By Philip Mathew
Bengaluru: Carmelite of Mary Immaculate Father Mathew Chandrankunnel, a scientist, philosopher and theologian, has taken over as the director of the Ecumenical Christian Centre (ECC).
ECC chairperson Issac Mar Philexinos of the Mar Thoma Church conducted the installation ceremony on November 21 at the center based at Whitefield, a suburb of Bengaluru, capital of the southern Indian state of Karnataka.

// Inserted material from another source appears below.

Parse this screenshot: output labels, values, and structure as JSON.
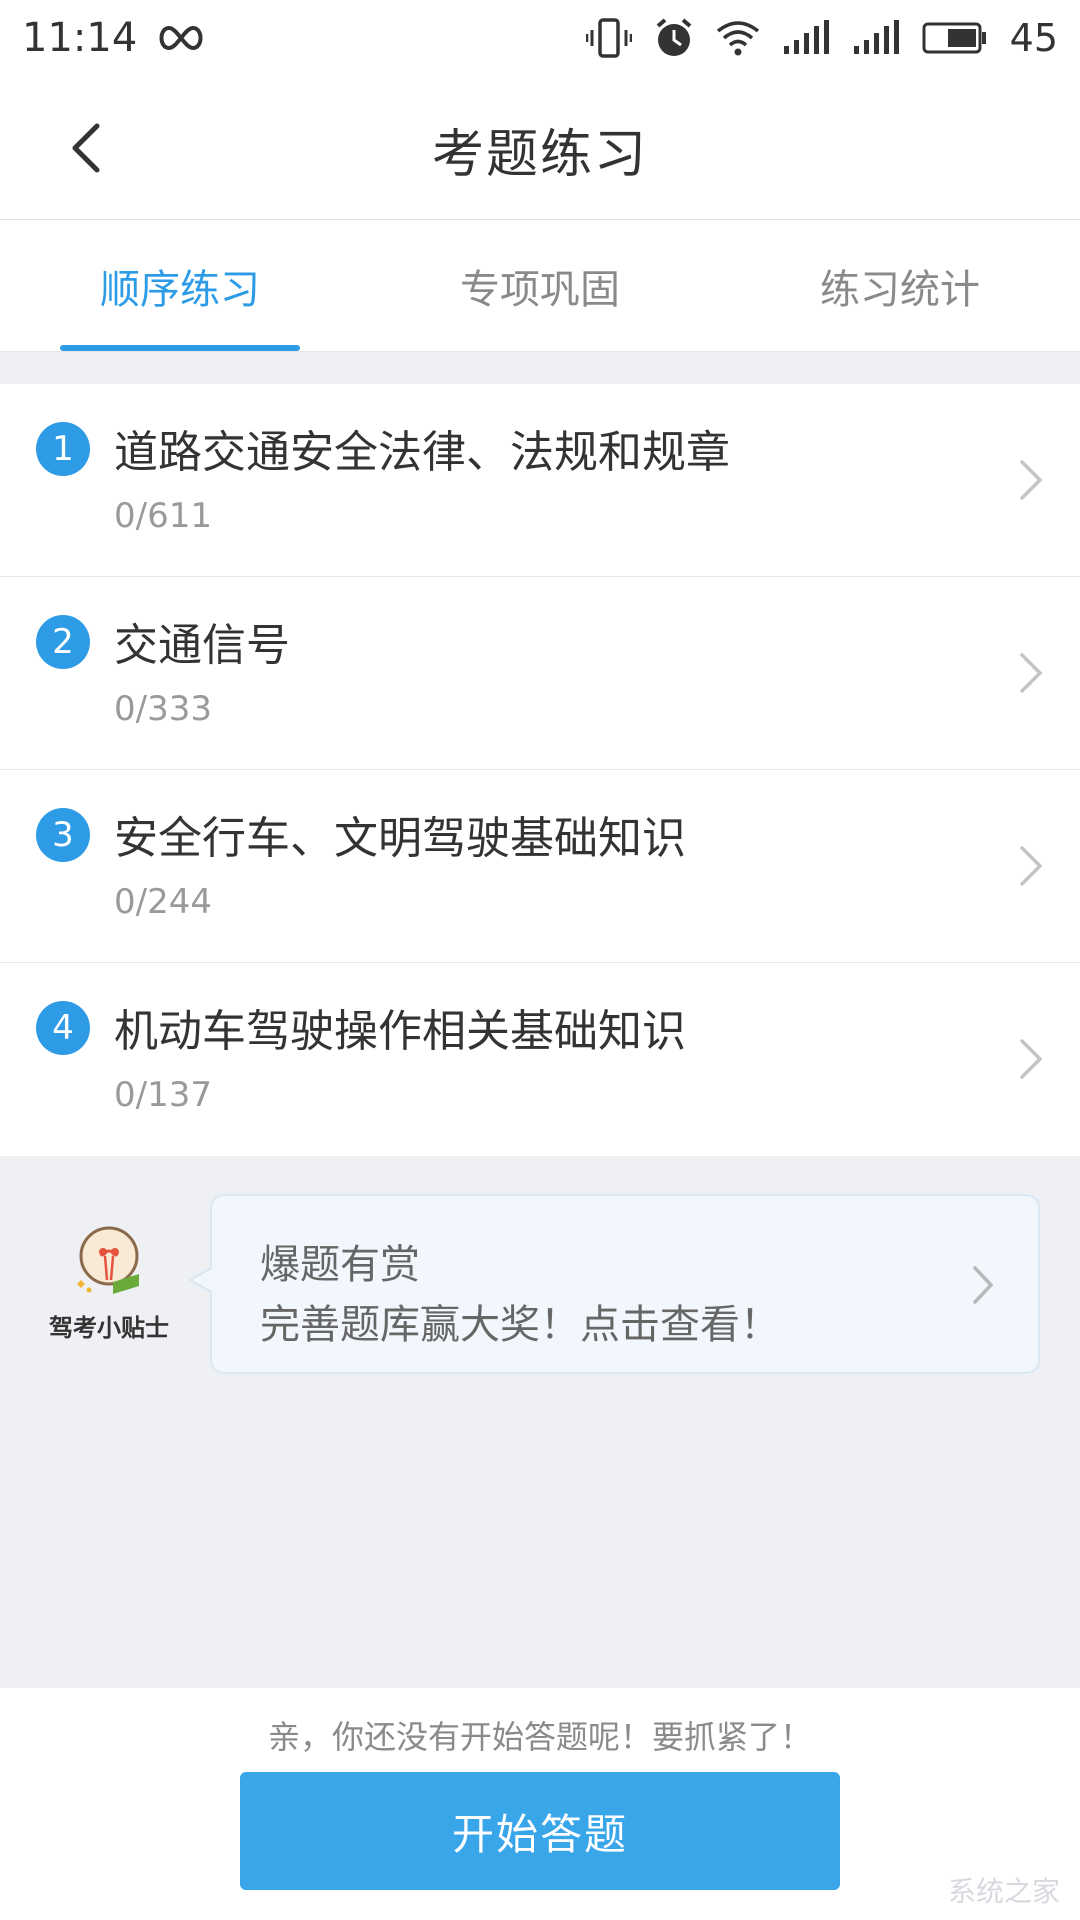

Fr Chandrankunnel, 58, is the first Catholic priest to head the center started by a visionary priest of the Mar Thoma Church in 1963. He currently teaches philosophy of science at Dharmaram Vidya Kshetram, a Catholic theologate, and Christ University, both managed by his congregation in Bengaluru. He has authored several books including “Philosophy of Quantum mechanics” and “Ascent to Truth: The Physics, philosophy and Religion of Galileo Galilei.”
He will assume office on December 16.
Among those present at the installation ceremony were Metropolitan Pathros Mar Osthatheos, Dharmaram College Rector Father Dr Thomas Aykara, former Cabinet Minister and Chief Secretary of Karnataka, Dr J Alexander, executive council members of the ECC, the outgoing director Reverend Cherian Thomas and many ECC friends.
The main focus of the ECC is to organize seminars, conferences, dialogues and training programs to help people of all religious and political views to develop an ecumenical and inclusive vision and consciousness to promote peace, justice and the integrity of creation.
The ECC programs also create awareness in people about the contemporary society and help them participate in the creation of a society based on peace and justice.
One of the yearly programs of the ECC is a memorial lecture on a relevant social topic by a scholar, in honor of M A Thomas, who died in 1993. Twenty-three lectures have been organized so far.
Fr Chandrankunnel joined the Carmelites of Mary Immaculate congregation’s Kottayam province in 1973. He was ordained a priest in the Syro-Malabar Catholic Church on May 5, 1987. In the early 1990s he worked in Telangana and lived with Maoists to understand their movement.
He was awarded doctorate in science from the University of Leuven in Belgium in 1998. He did his post-doctoral research at the Harvard and worked on the project titled “Scientific Cosmological Theories and Its Acceptance by the Church” in 2007.
Fr Chandrankunnel conducts one-month annual program on “Religions in Contemporary India” for students from European and American Universities to expose them to world religions. During the course, the students visit Hindu ashrams, Buddhist viharas, Sikh gurudwaras, Jain pilgrimage centers and temples, Muslim Madarasas, Eastern Christian ashrams and Indian Art forms. They also interact with scholars and followers of various religions.
The priest also founded the Bangalore Forum for Science and Religion. He also organizes lectures, seminars, workshops, at local, national and international levels for the past 18 years.